Wednesday, June 22, 2011

The Heat

4 PM and it was 120 F (48 C). And that was in the shade, of which there is precious little in Stovepipe Wells, Death Valley, California. With the wind blowing hard off the desolate terrain that surrounded us it felt like a furnace door had been left open. It was almost painful, leaving my lips parched, tasting only droplets of sweat as they slid down my face. Stopping our decent into the desert just to get a bottle of water to rehydrate our sweat-soaked bodies I returned to my motorcycle to find it too hot to touch without gloves. I suddenly had no difficulty believing in spontaneous combustion and frying eggs on the hood of a car.
Our bodies were in shock, having climbed to the height of Yosemite’s passes at 10,000 feet above sea level, where the recently snowbound road had only been made passable last week, to the inferno the second lowest spot on the earth’s surface. In the space of 3 hours we had experienced both speeding past snow banks where it was 40 degrees (6 C) and screaming over a wasteland and through the hottest temperatures any of us had known. The juxtaposition of scraping at the very door of the heavens one minute and descending to the brink of hell’s fires the next left us staggering and wrung out. The day’s ride had stretched us in ways we had not imagined.
The landscape’s diversity was also evident in the people we met. The mountains of Yosemite and their magnificent waterfalls had introduced us to a local reporter who interviewed Jim on what had caused him to come to the park while we all posed for his photographer to snap a group photo. The deserts of Death Valley had us cross paths with a solo biker riding around America on his Honda Fury loaded down with camping supplies. Nick sported a shaved head under which had sprouted a scruffy mid-length beard. Although he was obviously anxious to talk, after I asked him about his motorcycle, he was slow to smile. I soon guessed his motivation was to avoid drawing attention to his solitary tooth that stood stark, stained and lonely as its owner. He spoke with a drawl and looked every bit a pirate, although more friendly than fierce. His eyes spoke of a human hard luck story that I would never hear, but I was enriched by the few words he shared.

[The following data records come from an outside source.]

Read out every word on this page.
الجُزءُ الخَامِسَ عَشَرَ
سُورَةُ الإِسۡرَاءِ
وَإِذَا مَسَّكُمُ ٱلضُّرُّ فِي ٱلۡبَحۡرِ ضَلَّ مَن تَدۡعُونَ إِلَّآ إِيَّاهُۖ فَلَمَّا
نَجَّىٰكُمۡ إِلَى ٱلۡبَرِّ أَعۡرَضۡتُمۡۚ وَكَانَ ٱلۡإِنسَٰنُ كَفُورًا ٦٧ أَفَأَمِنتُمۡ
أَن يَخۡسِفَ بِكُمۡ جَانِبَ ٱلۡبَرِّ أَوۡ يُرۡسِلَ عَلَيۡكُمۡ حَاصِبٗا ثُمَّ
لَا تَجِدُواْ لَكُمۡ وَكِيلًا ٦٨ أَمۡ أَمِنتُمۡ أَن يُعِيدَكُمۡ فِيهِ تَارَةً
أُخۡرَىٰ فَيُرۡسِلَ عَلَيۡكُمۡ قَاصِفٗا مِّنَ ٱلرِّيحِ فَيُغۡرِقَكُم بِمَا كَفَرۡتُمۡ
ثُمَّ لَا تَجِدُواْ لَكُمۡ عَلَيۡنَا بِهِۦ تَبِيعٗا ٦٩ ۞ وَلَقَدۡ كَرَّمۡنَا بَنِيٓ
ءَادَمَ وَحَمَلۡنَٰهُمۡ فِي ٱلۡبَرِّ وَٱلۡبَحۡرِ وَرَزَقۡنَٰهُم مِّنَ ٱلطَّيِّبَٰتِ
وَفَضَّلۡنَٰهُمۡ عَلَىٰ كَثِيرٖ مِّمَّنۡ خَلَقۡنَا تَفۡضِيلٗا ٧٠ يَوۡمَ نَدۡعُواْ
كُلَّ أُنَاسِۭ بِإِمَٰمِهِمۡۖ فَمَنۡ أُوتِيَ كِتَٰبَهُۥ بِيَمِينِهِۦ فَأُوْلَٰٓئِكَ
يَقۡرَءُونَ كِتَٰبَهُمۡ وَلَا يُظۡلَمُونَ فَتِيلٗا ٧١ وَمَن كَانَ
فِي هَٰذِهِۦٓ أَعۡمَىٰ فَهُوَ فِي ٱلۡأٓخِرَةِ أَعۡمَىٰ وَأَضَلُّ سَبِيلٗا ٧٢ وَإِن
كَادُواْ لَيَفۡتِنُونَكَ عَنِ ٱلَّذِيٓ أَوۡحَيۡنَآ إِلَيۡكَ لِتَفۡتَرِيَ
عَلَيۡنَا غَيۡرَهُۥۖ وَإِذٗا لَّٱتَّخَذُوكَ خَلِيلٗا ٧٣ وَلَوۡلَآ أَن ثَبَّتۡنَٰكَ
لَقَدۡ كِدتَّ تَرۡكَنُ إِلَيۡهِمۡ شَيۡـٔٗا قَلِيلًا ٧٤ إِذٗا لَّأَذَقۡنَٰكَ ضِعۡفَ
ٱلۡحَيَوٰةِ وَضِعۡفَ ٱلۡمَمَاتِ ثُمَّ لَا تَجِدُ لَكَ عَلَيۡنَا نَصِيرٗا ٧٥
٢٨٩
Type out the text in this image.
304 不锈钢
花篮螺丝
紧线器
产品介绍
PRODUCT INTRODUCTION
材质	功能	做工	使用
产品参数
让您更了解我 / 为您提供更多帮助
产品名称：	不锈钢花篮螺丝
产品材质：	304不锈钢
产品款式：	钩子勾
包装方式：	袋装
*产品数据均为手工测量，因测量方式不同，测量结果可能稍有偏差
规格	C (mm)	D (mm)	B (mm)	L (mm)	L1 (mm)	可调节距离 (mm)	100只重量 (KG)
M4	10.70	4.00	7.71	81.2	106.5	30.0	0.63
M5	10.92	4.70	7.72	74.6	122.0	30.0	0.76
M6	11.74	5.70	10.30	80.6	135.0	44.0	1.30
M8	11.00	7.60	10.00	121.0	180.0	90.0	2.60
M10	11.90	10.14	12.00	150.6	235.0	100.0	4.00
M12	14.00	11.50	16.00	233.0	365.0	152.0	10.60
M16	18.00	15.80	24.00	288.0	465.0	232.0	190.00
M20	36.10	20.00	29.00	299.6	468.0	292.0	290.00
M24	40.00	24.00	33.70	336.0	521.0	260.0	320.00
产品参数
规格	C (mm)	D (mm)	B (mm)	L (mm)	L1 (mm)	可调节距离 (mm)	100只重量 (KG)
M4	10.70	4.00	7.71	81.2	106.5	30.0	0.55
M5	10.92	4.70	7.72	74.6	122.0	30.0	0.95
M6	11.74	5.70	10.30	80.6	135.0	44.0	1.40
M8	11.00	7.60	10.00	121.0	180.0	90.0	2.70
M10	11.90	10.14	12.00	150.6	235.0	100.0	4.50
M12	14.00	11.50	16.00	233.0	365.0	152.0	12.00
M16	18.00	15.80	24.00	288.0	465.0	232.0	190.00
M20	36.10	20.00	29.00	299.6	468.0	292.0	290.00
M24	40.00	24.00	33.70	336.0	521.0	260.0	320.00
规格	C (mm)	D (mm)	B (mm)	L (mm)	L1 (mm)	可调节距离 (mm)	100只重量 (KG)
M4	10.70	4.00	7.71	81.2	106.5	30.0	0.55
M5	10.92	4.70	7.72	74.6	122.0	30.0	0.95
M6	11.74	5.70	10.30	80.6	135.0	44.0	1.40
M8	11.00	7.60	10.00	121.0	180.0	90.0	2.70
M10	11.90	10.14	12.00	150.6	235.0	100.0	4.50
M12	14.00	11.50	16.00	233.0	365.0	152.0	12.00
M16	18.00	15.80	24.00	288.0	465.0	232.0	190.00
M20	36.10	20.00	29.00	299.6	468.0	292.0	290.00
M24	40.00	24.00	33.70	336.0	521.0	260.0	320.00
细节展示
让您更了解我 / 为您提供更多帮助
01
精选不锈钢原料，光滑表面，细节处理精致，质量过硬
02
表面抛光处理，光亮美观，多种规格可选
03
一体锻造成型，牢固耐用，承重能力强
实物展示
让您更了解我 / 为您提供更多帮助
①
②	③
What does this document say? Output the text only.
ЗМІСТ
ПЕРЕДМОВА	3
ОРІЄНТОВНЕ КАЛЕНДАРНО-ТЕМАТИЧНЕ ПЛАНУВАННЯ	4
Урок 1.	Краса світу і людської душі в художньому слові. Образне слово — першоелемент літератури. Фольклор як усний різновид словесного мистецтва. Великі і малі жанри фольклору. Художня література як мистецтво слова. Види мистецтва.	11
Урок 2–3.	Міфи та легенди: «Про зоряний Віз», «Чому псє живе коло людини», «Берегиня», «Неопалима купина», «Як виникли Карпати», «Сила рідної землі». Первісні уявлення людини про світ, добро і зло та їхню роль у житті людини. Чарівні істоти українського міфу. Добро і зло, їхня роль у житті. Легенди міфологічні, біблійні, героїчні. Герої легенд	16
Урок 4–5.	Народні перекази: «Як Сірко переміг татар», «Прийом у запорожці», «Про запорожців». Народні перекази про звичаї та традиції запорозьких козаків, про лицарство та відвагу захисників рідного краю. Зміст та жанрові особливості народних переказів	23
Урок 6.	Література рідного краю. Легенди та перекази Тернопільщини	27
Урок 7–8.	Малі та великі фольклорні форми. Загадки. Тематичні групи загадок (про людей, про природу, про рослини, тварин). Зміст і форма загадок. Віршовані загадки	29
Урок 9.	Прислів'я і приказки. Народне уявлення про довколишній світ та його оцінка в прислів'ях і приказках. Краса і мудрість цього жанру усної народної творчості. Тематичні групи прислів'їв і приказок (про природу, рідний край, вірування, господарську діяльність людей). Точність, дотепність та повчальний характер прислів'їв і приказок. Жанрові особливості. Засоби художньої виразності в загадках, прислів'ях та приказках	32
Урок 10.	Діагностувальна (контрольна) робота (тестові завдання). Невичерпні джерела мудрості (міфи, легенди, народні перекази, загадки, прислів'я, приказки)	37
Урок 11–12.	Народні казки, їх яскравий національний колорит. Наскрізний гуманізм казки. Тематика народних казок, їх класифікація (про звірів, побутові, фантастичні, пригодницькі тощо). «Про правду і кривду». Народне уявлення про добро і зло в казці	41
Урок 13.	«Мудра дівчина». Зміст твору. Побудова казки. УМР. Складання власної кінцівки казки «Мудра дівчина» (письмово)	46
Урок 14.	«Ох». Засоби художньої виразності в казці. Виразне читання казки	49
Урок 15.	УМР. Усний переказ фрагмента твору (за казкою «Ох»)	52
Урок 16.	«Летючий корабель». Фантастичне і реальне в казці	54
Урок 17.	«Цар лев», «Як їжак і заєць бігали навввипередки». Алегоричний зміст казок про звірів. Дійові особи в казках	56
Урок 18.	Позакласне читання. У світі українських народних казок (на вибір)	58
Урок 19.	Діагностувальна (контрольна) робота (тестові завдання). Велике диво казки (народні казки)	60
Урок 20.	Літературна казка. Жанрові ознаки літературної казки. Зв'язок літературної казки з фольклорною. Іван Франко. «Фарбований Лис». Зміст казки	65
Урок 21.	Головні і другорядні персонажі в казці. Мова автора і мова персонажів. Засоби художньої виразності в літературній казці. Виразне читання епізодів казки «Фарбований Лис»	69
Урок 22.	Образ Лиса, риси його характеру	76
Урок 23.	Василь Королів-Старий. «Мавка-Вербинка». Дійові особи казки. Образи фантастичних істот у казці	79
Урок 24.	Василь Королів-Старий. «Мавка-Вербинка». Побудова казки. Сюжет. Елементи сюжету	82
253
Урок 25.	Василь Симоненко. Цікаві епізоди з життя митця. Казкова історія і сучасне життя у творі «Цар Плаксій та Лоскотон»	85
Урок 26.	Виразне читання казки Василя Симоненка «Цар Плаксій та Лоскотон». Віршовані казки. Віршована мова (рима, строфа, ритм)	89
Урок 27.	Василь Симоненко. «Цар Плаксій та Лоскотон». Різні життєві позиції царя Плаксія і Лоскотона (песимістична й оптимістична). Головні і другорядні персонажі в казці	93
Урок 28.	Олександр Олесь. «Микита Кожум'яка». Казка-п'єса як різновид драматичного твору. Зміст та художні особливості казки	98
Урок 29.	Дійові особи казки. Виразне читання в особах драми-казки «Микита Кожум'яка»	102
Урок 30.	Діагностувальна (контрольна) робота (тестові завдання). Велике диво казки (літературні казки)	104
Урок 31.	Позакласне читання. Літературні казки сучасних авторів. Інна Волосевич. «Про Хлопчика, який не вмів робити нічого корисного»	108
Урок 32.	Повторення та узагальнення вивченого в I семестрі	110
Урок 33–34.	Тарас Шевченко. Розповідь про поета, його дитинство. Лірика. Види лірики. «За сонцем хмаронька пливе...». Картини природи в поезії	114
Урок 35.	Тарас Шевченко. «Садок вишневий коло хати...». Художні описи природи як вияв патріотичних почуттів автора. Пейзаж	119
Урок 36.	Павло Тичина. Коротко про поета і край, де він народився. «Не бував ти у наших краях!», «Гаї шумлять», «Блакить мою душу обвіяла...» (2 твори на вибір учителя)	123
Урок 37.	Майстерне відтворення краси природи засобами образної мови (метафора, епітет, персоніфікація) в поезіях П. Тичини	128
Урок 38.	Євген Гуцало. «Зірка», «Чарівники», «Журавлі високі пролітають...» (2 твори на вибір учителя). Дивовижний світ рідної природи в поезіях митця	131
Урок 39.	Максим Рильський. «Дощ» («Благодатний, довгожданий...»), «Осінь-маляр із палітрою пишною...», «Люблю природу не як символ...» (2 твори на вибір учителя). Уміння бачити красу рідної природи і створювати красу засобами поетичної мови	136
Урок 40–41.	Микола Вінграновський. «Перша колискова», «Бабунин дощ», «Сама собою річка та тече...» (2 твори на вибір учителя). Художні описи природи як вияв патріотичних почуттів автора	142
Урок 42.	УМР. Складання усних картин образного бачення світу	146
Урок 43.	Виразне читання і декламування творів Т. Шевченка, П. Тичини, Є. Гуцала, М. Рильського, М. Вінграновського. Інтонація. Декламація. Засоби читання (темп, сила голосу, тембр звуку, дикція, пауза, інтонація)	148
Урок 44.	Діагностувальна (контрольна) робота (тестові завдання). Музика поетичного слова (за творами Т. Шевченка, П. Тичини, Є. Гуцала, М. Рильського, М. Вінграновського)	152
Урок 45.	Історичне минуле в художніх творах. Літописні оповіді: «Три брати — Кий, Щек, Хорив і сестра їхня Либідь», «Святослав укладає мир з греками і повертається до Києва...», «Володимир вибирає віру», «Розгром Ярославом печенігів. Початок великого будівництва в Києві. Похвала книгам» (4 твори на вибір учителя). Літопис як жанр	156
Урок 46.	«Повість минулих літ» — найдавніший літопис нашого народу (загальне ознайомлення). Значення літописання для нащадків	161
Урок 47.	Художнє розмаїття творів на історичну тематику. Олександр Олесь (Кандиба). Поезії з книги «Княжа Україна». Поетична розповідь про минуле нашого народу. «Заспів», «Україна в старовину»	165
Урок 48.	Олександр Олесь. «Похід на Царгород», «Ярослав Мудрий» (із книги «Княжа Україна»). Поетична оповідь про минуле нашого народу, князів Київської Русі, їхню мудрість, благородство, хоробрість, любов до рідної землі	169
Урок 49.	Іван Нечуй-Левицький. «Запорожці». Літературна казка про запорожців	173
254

The day, like life sometimes, demanded adaptation to vastly varied circumstances as well as accommodation of amazingly diverse personalities. My journey, both in life and today, has never been monochrome but rather a kaleidoscope, never a simple piper’s tune but a complex symphony of fury and finesse, sometimes lush as an alpine forest wringing the sustenance from melting snow and sometimes arid and bleak as a barren wilderness struggling to stay alive.
Like Jim says, “It is all good. We can enjoy and learn from each landscape we find.” If I allow it, each scene and character I encounter can be an etching on my soul.